Column Ambro: Meedoen is belangrijker dan winnen!

ingevoerd op 8-8-2012

Meedoen is belangrijker dan winnen.


Het zal u niet zijn ontgaan. De sportzomer van 2012 is aan zijn slotakkoord bezig, de Olympische spelen in Londen. Vandaar ook het tot Olympisch motto verheven: “meedoen is belangrijker dan winnen”.
Een kreet die te pas en te onpas klinkt uit de mond van sporters (of ouders van sporters) die voor de overwinning niet meedoen.

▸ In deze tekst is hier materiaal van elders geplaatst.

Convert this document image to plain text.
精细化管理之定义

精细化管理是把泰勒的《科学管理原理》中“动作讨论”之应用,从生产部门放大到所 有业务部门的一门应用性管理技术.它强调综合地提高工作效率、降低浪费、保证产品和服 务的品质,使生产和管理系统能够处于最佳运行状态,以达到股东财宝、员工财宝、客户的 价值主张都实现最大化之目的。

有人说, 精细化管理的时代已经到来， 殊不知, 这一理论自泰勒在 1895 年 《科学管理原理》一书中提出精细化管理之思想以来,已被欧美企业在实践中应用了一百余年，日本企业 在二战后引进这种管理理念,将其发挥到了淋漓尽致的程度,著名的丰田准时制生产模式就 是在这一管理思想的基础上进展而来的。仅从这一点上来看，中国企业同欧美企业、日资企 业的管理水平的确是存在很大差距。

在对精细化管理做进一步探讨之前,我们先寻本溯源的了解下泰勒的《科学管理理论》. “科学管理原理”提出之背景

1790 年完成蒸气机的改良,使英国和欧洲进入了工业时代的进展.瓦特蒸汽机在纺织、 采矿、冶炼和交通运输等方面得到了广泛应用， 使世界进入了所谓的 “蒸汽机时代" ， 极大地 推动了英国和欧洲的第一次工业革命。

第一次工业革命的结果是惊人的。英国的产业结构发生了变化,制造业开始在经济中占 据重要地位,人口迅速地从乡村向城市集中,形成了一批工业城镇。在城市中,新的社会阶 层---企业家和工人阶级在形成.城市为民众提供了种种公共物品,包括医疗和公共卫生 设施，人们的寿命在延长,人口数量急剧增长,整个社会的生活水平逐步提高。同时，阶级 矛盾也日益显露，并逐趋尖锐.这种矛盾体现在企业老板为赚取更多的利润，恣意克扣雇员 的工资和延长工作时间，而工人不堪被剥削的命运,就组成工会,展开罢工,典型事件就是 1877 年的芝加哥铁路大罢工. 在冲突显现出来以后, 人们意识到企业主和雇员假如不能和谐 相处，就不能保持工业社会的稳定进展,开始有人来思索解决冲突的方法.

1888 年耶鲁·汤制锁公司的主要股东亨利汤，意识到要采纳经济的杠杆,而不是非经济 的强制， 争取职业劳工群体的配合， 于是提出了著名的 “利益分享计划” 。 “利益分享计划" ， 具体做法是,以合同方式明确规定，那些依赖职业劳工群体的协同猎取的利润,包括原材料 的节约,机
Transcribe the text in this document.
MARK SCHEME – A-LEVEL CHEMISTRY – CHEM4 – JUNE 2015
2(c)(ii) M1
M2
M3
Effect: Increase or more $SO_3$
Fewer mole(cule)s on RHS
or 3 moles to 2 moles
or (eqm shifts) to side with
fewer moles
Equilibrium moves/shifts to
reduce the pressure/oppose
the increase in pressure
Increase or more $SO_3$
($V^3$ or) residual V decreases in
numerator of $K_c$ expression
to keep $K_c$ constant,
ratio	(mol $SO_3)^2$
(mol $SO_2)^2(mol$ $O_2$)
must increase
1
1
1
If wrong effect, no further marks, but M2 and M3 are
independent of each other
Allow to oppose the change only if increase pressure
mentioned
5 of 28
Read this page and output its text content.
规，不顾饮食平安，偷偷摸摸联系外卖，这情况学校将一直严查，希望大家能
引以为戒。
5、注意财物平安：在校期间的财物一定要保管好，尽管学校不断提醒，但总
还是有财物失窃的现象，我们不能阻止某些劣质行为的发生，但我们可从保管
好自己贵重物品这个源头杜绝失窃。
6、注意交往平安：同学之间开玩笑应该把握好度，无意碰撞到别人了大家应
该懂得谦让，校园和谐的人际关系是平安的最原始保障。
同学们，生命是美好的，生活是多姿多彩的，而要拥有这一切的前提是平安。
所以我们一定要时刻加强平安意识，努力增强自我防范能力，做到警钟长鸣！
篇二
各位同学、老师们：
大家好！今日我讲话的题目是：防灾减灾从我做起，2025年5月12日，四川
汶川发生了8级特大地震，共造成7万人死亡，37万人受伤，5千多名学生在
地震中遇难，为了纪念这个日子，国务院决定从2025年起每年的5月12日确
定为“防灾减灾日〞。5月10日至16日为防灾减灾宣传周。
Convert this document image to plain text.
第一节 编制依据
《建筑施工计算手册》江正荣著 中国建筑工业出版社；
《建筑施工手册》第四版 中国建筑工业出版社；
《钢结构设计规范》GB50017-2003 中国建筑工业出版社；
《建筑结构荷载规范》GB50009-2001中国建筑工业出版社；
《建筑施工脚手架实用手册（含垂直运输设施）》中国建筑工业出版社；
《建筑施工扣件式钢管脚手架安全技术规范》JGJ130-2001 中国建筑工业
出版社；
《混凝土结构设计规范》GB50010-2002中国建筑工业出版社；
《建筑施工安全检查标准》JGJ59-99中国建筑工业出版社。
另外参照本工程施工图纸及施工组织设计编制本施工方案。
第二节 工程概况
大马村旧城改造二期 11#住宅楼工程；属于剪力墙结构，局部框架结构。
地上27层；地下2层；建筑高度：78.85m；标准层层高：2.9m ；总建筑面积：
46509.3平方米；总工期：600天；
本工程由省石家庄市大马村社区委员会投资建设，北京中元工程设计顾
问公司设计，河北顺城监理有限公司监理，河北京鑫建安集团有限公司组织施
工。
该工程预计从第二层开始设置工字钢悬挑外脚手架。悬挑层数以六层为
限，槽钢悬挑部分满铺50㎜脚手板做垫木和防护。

Op de Olympische spelen zijn er legio voorbeelden te noemen die perfect bij de leus aansluiten.
In 1988 bij de winterspelen in Calgary was daar Eddy “the Eagle” Edwards. Een Brit die zich op één of andere manier had gekwalificeerd voor het schansspringen. Zodra hij de schans verliet dwarrelde hij als aangeschoten wild naar beneden waarbij hij niet in de buurt kwam van de deelnemers die wel wisten wat ze deden.
Meedoen is belangrijker dan winnen!

In Sidney was er Eric “the Eel” Moussambani, deze man uit Equatoriaal Guinee had 8 maanden voor de spelen leren zwemmen en werd ingeschreven voor de 100 meter vrije slag. Nog nooit had hij die afstand in 1 ruk kunnen volbrengen en ook nu leek hij het niet te halen. Maar gesteund door het voltallige publiek wist hij aan te tikken in een tijd van 1,52,72. Een tijd die nooit op de klokken verscheen, de apparatuur is namelijk bij de 100 meter ingesteld op maximaal 1,10,00.
Meedoen is belangrijker dan winnen!

Nu in Londen was de eer in dit rijtje weggelegd voor een Afrikaanse roeier die nauwelijks vooruit leek te komen. Alsof alleen zijn baan de stroming tegen had liep zijn achterstand enorm op. Het leverde ook hem een oorverdovend applaus op en daarmee eeuwige roem.
Meedoen is belangrijker dan winnen!

Waar komt de uitspraak nu eigenlijk vandaan? Waarschijnlijk is het een afgeleide van een uitspraak die Baron de Coubertin heeft gedaan bij de start van de eerste Olympische spelen in 1896. Hij citeerde daar de bisschop van Pennsylvania: “Het belangrijke in het leven is niet de triomf, maar de strijd, het essentiële is niet om te hebben gewonnen maar om goed te hebben gestreden.” Met als achterliggende gedachte; om aan de Spelen mee te kunnen en mogen doen is een dermate harde en zware selectiestrijd nodig dat alleen de allerbeste tegen de allerbeste strijden. Meedoen om het meedoen is niet genoeg. In dat licht bezien is het niet zo erg om niet te winnen.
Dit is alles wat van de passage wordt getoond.